Local paths and S3 URLs can be combined in a colon-separated list:
crustomize apply proj/overlay --helpers ./local-helpers:s3://my-bucket/helpers/v2
Or in .crustomizerc:
helpers: ./local-helpers:s3://my-bucket/helpers/v2
Important notes on S3 helpers:
- Helpers loaded from S3 must be self-contained — they cannot depend on an
accompanying
node_modules. - Treat S3 locations as immutable: include a version segment in the prefix
(e.g.
.../helpers/v2) and bump it to publish a new version. Mutating content at an existing S3 path works but blurs which version was used for a given deployment. - Because helpers are JavaScript, loading them from S3 means executing code from that bucket. Restrict write access to the helper bucket to trusted principals.
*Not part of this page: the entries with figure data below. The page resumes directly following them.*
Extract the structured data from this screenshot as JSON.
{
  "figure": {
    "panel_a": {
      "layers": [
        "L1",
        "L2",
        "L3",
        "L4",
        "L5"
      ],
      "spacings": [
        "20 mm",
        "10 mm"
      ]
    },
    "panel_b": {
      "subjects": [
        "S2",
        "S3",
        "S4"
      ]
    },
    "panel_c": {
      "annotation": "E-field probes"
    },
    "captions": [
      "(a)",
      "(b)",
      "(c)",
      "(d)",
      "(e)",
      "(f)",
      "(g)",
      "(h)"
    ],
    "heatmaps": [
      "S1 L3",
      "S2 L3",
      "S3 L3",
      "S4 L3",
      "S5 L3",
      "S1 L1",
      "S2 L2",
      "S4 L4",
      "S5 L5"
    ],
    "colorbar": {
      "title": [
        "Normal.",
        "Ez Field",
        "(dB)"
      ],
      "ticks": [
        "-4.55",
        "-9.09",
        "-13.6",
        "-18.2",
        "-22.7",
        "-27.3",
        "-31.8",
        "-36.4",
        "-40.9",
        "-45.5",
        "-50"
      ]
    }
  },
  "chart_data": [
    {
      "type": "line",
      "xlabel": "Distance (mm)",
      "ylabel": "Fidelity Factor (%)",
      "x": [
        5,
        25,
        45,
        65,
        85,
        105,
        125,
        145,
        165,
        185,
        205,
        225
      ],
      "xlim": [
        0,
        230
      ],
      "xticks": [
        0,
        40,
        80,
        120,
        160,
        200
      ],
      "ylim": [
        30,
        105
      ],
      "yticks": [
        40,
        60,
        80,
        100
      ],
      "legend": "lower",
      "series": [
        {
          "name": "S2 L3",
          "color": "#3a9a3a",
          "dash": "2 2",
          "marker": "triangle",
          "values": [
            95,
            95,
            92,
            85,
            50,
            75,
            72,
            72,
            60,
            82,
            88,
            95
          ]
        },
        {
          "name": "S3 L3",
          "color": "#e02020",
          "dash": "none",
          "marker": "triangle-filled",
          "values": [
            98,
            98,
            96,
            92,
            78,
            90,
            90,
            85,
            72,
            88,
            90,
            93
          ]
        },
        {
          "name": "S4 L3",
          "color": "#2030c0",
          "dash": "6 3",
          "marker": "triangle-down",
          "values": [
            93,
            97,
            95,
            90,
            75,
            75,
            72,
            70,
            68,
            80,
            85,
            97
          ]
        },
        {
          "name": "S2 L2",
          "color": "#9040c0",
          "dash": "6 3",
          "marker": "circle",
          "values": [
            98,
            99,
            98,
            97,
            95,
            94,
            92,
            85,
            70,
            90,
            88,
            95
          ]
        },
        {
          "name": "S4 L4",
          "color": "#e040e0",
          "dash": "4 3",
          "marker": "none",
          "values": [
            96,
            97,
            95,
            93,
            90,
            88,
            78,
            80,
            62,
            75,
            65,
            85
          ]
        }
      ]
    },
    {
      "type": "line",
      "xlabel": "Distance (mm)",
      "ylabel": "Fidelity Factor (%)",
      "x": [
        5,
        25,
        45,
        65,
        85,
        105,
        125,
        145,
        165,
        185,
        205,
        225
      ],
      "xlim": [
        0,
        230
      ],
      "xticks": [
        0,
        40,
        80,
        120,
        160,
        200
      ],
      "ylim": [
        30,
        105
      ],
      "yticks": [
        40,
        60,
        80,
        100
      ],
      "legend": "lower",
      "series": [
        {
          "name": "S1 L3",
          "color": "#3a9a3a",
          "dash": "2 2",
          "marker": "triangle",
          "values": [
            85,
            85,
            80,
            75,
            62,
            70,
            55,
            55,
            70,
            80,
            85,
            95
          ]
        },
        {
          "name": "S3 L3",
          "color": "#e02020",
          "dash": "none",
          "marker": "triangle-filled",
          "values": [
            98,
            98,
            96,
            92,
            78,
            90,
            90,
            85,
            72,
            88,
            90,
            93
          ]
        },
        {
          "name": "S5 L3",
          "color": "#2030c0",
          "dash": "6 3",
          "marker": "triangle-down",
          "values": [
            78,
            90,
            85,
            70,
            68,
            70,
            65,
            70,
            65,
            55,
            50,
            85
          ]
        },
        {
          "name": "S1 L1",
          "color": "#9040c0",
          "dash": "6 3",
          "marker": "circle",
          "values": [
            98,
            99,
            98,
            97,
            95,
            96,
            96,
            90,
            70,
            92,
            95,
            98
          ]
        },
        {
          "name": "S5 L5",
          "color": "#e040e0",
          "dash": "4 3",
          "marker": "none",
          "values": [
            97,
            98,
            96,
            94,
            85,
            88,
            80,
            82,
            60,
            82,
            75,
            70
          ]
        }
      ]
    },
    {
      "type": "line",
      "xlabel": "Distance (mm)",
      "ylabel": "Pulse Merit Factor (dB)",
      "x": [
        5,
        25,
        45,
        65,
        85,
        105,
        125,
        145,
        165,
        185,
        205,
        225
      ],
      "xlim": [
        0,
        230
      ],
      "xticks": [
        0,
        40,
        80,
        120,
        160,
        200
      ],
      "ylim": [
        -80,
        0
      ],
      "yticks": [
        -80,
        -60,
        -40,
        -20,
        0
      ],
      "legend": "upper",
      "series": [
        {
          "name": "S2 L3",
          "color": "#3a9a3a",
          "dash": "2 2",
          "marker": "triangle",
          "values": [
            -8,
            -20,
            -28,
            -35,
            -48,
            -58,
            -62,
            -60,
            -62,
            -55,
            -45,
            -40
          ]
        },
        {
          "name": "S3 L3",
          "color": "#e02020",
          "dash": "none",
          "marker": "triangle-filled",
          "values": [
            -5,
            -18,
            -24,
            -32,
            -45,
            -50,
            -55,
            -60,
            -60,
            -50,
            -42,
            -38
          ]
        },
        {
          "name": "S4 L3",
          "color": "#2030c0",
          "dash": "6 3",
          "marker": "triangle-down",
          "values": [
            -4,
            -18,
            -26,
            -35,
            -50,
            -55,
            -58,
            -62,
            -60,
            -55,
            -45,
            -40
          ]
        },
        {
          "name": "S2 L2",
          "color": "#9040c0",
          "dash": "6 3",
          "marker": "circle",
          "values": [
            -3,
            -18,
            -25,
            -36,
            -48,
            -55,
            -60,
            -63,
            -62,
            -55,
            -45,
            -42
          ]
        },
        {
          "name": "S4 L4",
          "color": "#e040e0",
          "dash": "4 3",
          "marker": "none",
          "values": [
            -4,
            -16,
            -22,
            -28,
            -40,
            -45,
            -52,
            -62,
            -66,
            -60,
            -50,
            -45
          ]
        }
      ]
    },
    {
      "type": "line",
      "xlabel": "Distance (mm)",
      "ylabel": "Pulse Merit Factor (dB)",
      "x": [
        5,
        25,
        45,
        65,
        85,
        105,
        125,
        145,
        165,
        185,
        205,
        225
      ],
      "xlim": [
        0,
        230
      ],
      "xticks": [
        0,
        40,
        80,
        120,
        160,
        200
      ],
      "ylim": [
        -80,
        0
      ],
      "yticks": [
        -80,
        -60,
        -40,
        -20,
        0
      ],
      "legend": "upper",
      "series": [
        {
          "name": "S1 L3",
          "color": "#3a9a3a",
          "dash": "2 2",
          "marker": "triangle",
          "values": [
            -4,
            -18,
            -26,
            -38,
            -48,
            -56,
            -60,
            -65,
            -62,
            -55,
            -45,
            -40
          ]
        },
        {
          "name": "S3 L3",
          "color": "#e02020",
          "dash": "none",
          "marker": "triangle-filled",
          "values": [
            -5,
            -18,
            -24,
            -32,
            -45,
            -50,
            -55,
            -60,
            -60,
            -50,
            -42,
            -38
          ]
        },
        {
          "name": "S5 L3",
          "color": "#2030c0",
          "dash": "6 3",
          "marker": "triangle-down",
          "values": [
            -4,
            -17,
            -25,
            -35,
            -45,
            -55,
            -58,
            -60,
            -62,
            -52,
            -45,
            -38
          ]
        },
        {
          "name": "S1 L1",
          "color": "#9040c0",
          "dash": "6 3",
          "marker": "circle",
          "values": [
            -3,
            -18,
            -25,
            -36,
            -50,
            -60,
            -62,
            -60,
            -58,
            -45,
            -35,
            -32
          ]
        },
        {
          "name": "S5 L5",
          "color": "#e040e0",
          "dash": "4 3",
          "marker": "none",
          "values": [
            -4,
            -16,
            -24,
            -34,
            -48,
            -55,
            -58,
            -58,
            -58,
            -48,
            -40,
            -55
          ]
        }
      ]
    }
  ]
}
The helpers can then be used in your templates.
# some template
and you can tell crustomize to use it like this:
crustomize apply proj/overlay/test --helpers ./helpers
# or
CRUSTOMIZE_HELPERS=./helpers crustomize apply proj/variant/test
# or from S3
crustomize apply proj/variant/test --helpers s3://my-bucket/helpers/v2
# or if a crustomize_helpers folder exists
crustomize apply proj/variant/test
A practical application in a CI/CD environment would be to create a docker
image with crustomize and any custom helpers you need. Another is to keep
helpers centrally in S3 so every project on every developer machine and in
CI picks up the same versioned helper set.